Chaos in Venezuela: Maduro's madness
Chaos that Venezuela's socialist ruler unleashed by outrageously seizing stores selling electronics and extending blanket price controls elsewhere is a cautionary tale for all who think every problem's answer is more government intrusion and control.
That “state knows best” attitude, personified by the late President Hugo Chavez's penchant for nationalizing industries, has made Venezuela an economic basket case: 54-percent inflation, with such basics as milk, toilet paper and flour in short supply. Yet with municipal elections a month away, President Nicolas Maduro on Friday doubled down on his predecessor's ill-advised approach.
Accusing the five-store Daka chain of price gouging, Mr. Maduro ordered soldiers to “occupy” the stores and liquidate their stock at “significantly lower prices,” according to The New York Times. Huge crowds then went bargain-hunting — or, as in Valencia, Venezuela's third-largest city — looting at the stores.
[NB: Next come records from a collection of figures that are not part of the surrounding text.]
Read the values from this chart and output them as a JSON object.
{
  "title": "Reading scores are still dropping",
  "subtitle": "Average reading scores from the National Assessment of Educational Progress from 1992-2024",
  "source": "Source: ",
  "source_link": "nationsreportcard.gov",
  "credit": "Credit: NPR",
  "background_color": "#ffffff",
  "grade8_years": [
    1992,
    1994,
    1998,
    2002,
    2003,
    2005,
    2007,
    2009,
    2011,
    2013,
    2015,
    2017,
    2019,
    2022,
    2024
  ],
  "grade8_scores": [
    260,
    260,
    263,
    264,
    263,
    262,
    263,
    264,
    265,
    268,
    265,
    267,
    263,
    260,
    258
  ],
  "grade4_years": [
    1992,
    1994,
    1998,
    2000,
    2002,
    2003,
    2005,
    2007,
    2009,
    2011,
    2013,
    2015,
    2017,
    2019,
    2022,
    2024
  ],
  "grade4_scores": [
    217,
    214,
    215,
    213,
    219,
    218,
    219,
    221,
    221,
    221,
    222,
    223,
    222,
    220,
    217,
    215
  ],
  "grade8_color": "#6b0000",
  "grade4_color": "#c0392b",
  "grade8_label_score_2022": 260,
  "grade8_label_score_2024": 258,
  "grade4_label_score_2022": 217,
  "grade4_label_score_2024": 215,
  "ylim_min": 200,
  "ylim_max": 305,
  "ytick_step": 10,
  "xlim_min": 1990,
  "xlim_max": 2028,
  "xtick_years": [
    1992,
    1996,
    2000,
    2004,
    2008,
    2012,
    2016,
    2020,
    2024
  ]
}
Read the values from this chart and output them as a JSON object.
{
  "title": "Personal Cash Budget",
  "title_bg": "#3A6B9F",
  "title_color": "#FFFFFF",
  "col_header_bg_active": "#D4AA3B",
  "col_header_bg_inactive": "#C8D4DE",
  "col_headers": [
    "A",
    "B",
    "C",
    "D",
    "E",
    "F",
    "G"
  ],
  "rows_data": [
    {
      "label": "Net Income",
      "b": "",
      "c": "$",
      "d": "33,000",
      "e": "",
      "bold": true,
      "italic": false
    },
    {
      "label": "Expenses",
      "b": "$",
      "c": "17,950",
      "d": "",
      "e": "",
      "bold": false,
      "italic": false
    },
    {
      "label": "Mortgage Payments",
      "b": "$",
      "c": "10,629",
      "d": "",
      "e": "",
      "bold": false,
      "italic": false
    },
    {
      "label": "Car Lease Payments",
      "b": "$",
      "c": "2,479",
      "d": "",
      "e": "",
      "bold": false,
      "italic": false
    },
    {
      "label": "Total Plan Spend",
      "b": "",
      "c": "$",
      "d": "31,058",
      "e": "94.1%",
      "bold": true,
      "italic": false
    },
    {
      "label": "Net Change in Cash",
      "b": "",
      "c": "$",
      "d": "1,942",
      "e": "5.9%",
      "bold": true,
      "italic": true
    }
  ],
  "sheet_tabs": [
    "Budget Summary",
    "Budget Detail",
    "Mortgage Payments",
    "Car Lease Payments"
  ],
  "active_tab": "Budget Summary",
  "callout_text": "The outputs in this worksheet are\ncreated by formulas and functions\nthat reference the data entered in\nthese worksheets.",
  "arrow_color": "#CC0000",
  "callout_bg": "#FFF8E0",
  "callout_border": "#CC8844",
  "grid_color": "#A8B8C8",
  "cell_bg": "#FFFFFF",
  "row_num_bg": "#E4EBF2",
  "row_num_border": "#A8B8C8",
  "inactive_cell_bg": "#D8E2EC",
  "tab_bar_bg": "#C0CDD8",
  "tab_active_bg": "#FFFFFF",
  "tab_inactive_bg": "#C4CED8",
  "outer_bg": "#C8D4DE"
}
Maduro maintains he's fighting an “economic war” against domestic right-wing opponents and their Colombian and American supporters. But what he's really fighting are immutable laws of basic economics — a losing battle for sure.
However many store managers he arrests for supposed price-gouging, however many other retailers he targets and however much anti-capitalist rhetoric he spouts, Maduro's not going to turn Venezuela's economy around by increasing state control. After all, it's nationalization and socialism — not free markets and capitalism — that have brought Venezuela its economic woes.